Patient: I don’t usually lie, but it is expected.
The old joke about the “funny partner” is not funny, primarily if it refers to your long-term partner. It gets ancient to be the one who initiates sexual activity. It is easy to feel unloved if you ask and are not asked.
This is the usual defense of the passive partner in couples therapy when it comes to this topic. Who would?
The male is likelier to be the aggressor in heterosexual couples, perhaps because of his higher libido. However, this is not always the case. Women with high libidos have men with low libidos and women with higher libidos. Sometimes they even get married. There are also same-sex couples whose sexual libidos often are not compatible. It combines an unequal desire for sex, a lack of libido, and a willingness to take on the risk of initiating. What can be done?
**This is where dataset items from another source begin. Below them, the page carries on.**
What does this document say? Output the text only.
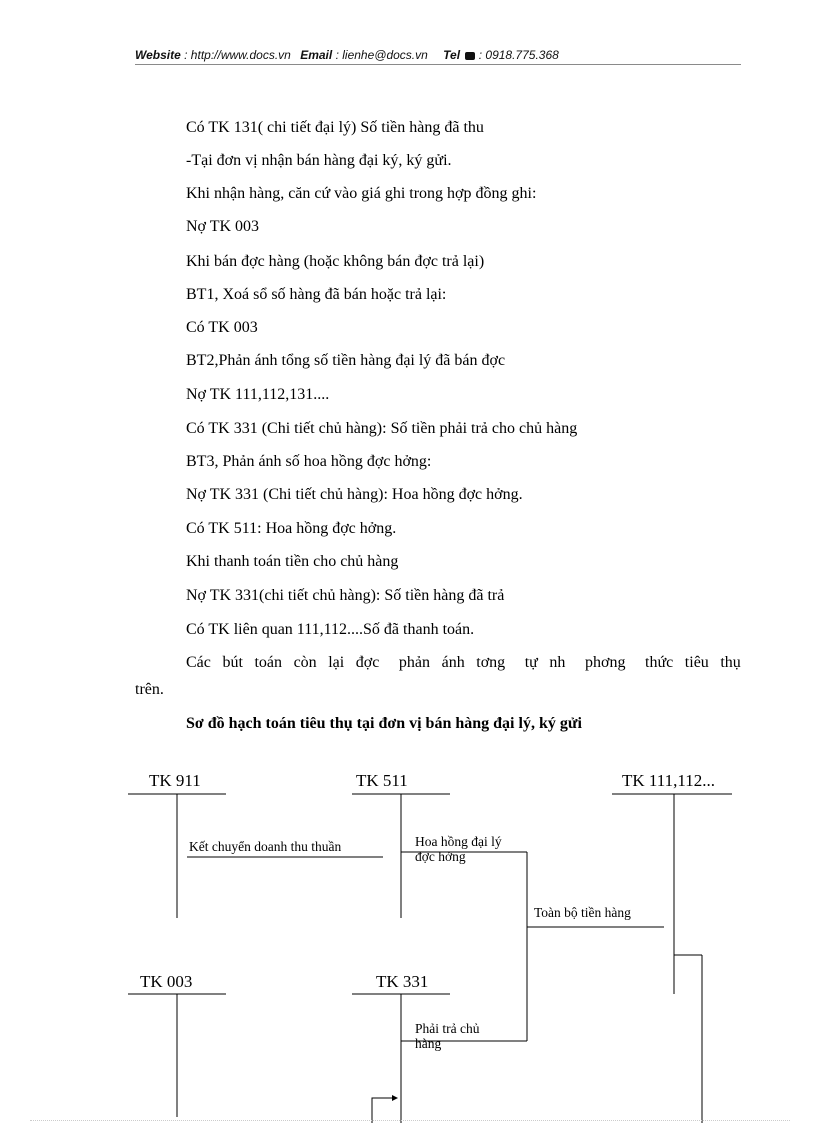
Website : http://www.docs.vn Email : lienhe@docs.vn Tel : 0918.775.368
Có TK 131( chi tiết đại lý) Số tiền hàng đã thu
-Tại đơn vị nhận bán hàng đại ký, ký gửi.
Khi nhận hàng, căn cứ vào giá ghi trong hợp đồng ghi:
Nợ TK 003
Khi bán đợc hàng (hoặc không bán đợc trả lại)
BT1, Xoá sổ số hàng đã bán hoặc trả lại:
Có TK 003
BT2,Phản ánh tổng số tiền hàng đại lý đã bán đợc
Nợ TK 111,112,131....
Có TK 331 (Chi tiết chủ hàng): Số tiền phải trả cho chủ hàng
BT3, Phản ánh số hoa hồng đợc hởng:
Nợ TK 331 (Chi tiết chủ hàng): Hoa hồng đợc hởng.
Có TK 511: Hoa hồng đợc hởng.
Khi thanh toán tiền cho chủ hàng
Nợ TK 331(chi tiết chủ hàng): Số tiền hàng đã trả
Có TK liên quan 111,112....Số đã thanh toán.
Các bút toán còn lại đợc phản ánh tơng tự nh phơng thức tiêu thụ
trên.
Sơ đồ hạch toán tiêu thụ tại đơn vị bán hàng đại lý, ký gửi
TK 911	TK 511	TK 111,112...
TK 003	TK 331
Kết chuyển doanh thu thuần	Hoa hồng đại lý
đợc hởng
Toàn bộ tiền hàng
Phải trả chủ
hàng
If you are a regular initiator of sex
It’s time to be the initiator and not complain to your partner if you’re constantly doing it. You might say, “I initiate sex between you most of the time.” It would be nice if you did it occasionally. What would you find the easiest? Perhaps you could show me that you are interested in taking a shower before I go to bed or giving me a massage. Would you consider doing that for me?
Expect to be told why she/he cannot or is difficult. These may not be valid excuses to act out of one’s comfort zone. Some people are sensitive to arousal but don’t respond spontaneously to it unless stimulated. If this is the case, you can ask your partner to compliment you and tell you that you are loved more often.
If your partner is the one who initiates sex,
Are you open to making some changes if you’re the passive partner? It doesn’t matter if your partner has never raised the issue. Ask or, better yet, have a good talk with your partner and make the clear move in a way you can both appreciate. For example, offer a more passionate kiss, let your touch be more sensual or invite them to share a bath, shower, or massage.
Your partner will most likely talk about your unusual behavior. Discuss it. Was it something she or he liked? Was it uncomfortable for you both? Is it worth repeating?
You will be able to have more open conversations about how you feel about sex change and how you feel about it. This will lead to deeper relationships and self-disclosure.